Les romans policiers d'un policier

Né à Genève en 1966, Yves Patrick Delachaux est un ancien policier qui a quitté ses fonctions, après 16 ans dans la police genevoise, pour se consacrer à l’écriture.


Sous le nom de Patrick Delachaux, il a déjà publié trois romans policiers, trois essais sur les forces de l’ordre,  un carnet de voyages qui l’ont emmené en Asie, en Afrique du nord, en Europe, aux Etats-Unis et à Cuba.  Ce grand baroudeur est venu le 13 septembre parler de ses ouvrages à la bibliothèque de Bellevue, invité par la bibliothécaire Michelle Viret.

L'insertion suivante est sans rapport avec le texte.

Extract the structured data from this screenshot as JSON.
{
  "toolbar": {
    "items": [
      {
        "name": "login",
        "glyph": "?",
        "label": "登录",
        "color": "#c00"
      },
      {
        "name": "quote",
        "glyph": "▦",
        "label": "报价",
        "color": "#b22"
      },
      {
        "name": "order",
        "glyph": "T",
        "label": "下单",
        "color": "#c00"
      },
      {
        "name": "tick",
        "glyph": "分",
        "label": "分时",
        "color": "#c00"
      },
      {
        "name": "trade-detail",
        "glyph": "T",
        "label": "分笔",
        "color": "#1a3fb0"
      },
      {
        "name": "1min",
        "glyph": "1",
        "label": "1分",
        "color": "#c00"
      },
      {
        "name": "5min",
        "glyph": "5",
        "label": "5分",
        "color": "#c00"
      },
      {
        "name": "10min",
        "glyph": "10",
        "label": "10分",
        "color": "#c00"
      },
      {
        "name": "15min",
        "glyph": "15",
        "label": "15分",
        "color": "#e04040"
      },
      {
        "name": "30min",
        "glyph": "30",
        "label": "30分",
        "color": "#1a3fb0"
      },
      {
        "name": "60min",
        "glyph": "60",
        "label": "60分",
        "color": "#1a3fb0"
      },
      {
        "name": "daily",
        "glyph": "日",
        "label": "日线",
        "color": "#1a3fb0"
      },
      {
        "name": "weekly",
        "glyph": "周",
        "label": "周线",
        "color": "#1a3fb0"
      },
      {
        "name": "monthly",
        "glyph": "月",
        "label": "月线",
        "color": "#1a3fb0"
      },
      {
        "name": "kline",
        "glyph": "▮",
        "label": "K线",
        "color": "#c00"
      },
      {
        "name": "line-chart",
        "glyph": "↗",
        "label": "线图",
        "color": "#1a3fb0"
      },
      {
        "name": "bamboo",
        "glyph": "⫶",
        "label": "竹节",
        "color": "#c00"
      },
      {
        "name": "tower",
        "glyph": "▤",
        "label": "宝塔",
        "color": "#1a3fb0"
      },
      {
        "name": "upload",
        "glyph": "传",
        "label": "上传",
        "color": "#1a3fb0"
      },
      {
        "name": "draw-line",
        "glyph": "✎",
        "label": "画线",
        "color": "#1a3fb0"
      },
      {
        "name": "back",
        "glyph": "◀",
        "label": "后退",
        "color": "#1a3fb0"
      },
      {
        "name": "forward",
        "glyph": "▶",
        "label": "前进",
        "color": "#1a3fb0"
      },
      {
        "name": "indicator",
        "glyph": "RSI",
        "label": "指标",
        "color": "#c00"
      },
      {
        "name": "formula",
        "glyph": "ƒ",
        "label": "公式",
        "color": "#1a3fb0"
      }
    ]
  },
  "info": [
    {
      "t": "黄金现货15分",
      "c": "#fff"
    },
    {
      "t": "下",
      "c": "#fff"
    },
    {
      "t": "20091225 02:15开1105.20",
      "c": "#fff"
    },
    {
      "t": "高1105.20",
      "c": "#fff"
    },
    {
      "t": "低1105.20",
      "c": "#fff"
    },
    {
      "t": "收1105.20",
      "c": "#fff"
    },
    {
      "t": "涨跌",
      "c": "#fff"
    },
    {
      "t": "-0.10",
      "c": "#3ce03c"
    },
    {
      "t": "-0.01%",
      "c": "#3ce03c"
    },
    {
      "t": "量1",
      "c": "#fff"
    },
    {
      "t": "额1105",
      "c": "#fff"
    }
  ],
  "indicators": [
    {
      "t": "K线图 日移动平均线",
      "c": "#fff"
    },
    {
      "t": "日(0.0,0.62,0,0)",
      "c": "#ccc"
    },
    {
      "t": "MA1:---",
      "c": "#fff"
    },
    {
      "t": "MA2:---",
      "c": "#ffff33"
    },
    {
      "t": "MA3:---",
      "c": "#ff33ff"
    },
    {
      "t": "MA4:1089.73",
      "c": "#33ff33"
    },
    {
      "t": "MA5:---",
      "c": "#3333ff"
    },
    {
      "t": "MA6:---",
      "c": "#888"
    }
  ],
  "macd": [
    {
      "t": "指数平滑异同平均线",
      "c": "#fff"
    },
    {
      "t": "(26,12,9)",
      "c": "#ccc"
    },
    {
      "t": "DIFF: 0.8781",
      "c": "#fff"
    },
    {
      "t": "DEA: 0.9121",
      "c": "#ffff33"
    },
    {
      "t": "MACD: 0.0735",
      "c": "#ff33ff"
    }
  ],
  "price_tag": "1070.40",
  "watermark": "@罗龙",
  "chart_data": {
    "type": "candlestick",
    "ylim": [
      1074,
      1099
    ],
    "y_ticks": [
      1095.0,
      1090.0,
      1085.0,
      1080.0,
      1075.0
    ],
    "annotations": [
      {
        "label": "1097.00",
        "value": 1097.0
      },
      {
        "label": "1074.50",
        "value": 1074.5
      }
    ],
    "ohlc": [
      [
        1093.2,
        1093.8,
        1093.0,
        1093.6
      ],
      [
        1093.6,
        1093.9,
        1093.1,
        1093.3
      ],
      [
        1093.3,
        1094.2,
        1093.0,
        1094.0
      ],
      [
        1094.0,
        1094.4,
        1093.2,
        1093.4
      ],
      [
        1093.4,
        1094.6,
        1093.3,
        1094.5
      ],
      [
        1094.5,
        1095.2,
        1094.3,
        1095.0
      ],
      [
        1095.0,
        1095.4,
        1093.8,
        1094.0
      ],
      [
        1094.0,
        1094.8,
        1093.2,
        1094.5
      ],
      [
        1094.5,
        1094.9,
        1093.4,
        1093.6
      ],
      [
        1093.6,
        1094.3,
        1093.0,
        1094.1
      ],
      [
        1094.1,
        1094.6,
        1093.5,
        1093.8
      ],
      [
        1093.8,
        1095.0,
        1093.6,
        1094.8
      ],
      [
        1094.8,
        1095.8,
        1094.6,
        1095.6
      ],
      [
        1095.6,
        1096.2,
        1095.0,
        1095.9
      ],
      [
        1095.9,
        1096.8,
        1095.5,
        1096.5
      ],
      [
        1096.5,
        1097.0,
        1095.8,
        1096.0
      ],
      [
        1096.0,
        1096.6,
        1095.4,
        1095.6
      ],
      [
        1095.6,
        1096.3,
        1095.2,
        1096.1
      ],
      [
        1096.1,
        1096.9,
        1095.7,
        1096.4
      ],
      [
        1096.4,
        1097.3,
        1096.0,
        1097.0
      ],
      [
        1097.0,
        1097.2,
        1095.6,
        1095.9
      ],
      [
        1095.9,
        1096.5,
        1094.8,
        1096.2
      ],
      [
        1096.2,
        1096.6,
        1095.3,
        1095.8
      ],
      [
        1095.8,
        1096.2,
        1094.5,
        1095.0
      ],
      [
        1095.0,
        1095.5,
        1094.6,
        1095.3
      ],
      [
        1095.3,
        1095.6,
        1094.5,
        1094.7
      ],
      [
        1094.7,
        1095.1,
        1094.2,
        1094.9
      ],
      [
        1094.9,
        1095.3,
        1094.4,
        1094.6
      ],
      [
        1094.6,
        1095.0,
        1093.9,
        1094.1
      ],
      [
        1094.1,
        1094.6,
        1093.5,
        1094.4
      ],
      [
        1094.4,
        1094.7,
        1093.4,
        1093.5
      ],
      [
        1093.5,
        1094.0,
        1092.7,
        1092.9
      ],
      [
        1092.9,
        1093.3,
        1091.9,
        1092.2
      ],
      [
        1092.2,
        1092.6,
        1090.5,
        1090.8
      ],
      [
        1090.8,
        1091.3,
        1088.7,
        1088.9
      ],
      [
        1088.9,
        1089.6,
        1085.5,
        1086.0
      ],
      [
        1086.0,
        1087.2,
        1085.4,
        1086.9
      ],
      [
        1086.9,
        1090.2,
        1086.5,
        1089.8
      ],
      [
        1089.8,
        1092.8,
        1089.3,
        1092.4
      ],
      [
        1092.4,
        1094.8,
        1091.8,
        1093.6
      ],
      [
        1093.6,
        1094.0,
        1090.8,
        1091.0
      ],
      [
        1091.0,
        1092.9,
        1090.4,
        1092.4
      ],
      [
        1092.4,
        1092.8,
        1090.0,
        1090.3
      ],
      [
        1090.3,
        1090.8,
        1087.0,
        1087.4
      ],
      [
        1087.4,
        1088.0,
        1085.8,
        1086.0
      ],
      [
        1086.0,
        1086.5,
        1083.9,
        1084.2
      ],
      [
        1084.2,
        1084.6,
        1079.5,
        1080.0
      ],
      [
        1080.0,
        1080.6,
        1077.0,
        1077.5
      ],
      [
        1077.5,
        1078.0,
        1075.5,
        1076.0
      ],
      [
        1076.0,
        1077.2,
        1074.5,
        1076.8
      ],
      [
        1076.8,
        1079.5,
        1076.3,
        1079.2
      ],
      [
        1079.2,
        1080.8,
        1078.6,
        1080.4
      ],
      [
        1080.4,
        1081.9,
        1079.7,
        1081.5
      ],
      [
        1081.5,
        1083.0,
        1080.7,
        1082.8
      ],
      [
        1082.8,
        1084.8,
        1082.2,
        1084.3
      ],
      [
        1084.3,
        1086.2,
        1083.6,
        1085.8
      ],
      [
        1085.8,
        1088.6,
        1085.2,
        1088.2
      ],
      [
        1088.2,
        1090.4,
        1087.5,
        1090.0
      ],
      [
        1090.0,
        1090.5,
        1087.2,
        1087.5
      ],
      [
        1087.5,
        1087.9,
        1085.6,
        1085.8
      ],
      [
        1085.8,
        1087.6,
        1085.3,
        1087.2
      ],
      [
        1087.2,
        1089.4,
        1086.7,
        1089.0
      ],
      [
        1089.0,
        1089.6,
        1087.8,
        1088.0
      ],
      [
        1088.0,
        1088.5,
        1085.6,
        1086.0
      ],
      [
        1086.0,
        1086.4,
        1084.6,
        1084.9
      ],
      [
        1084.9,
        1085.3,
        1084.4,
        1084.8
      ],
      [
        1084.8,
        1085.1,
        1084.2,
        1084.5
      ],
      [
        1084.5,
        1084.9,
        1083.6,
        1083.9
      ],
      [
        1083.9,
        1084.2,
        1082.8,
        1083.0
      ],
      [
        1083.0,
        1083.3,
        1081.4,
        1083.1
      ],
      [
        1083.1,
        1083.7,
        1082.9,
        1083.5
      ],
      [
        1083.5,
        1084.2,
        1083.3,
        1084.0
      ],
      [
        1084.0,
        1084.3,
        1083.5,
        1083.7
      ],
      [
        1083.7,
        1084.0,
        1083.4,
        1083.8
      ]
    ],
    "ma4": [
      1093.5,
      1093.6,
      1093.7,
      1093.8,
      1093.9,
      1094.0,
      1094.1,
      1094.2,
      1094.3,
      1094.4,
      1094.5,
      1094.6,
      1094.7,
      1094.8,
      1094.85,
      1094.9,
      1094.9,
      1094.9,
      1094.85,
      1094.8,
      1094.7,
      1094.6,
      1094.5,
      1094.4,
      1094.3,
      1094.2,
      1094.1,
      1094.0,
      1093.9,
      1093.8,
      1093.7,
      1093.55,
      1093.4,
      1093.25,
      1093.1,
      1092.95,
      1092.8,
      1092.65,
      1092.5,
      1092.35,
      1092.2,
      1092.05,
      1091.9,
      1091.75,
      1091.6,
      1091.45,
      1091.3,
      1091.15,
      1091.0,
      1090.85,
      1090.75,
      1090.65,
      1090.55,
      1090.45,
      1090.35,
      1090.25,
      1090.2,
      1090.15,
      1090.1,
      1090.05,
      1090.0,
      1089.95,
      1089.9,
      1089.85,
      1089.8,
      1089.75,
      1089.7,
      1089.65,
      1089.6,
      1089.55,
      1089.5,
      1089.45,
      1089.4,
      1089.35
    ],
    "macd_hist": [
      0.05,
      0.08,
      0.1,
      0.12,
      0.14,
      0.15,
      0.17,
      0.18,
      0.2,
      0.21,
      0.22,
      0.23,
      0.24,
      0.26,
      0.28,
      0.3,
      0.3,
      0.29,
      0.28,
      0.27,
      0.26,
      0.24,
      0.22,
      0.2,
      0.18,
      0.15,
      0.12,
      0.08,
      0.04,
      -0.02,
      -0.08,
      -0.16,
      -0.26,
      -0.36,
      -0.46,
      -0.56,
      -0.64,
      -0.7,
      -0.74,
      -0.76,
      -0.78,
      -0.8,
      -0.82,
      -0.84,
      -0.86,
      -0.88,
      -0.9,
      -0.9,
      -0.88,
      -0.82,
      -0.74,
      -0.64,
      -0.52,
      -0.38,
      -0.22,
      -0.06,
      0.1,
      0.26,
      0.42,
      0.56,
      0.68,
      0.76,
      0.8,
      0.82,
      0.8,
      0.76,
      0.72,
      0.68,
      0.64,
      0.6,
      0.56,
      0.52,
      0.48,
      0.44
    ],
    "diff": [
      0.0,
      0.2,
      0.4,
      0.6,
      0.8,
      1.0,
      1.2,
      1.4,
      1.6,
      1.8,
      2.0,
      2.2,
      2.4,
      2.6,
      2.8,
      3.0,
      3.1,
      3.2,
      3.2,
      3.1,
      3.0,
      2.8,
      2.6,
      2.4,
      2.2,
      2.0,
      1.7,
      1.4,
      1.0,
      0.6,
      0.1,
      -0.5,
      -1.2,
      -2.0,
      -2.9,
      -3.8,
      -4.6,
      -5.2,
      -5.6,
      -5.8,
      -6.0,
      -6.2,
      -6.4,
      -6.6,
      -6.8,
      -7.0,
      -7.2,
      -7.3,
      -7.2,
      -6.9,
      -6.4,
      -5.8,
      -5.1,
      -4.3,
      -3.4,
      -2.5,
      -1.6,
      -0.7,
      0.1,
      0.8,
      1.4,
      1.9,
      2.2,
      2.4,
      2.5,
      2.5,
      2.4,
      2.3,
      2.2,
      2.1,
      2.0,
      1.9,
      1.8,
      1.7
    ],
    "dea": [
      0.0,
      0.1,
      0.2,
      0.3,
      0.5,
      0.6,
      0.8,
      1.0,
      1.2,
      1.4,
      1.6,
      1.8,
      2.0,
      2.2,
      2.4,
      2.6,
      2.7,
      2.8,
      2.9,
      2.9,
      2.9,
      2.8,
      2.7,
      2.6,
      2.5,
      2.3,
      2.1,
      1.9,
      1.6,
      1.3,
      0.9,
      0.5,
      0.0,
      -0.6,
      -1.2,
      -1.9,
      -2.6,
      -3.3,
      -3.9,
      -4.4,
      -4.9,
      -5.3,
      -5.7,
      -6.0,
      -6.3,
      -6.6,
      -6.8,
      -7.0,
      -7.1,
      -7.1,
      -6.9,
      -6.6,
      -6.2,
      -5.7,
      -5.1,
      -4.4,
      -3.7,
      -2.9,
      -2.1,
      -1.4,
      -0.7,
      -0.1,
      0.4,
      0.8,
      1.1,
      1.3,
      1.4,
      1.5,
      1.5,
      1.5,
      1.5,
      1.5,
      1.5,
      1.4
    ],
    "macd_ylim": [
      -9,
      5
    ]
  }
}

Il est difficile de résumer cette soirée tant la palette de l’écrivain est riche et variée. D’emblée, il nous déclare: «J’ai besoin de raconter ce que peut penser un policier dans sa vie quotidienne et le regard qu’il peut porter sur la société.»
Prenons l’exemple de son troisième roman, Grave panique, publié en 2011 aux éditions Zoé. Envoyé par Europol, Patrick Delachaux se trouvait en Seine-Saint-Denis, dans la banlieue parisienne, pour enquêter sur des organisations chinoises mafieuses. Il patrouille avec ses collègues français à bord d’un véhicule banalisé dans un quartier défavorisé, où la population est en déshérence, comme il le dit lui-même. A la vue de cette voiture qui circule très vite, de nombreuses personnes fuient en courant. C’est alors qu’un policier français déclare: «Je les ai grave paniqués», expression qui donnera à l’auteur l’idée pour le titre de son livre. Du même coup, le Genevois se rend compte du grave fossé qui se creuse entre les forces de l’ordre et la population de ces banlieues.

Laissons à l’écrivain le mot de la fin: «Je parle des gens, des difficultés sociétales. J’utilise le personnage policier pour me poser des questions sur la vie, les hommes, les femmes et les enfants. Ce que j’écris, je le vis, je l’ai perçu.»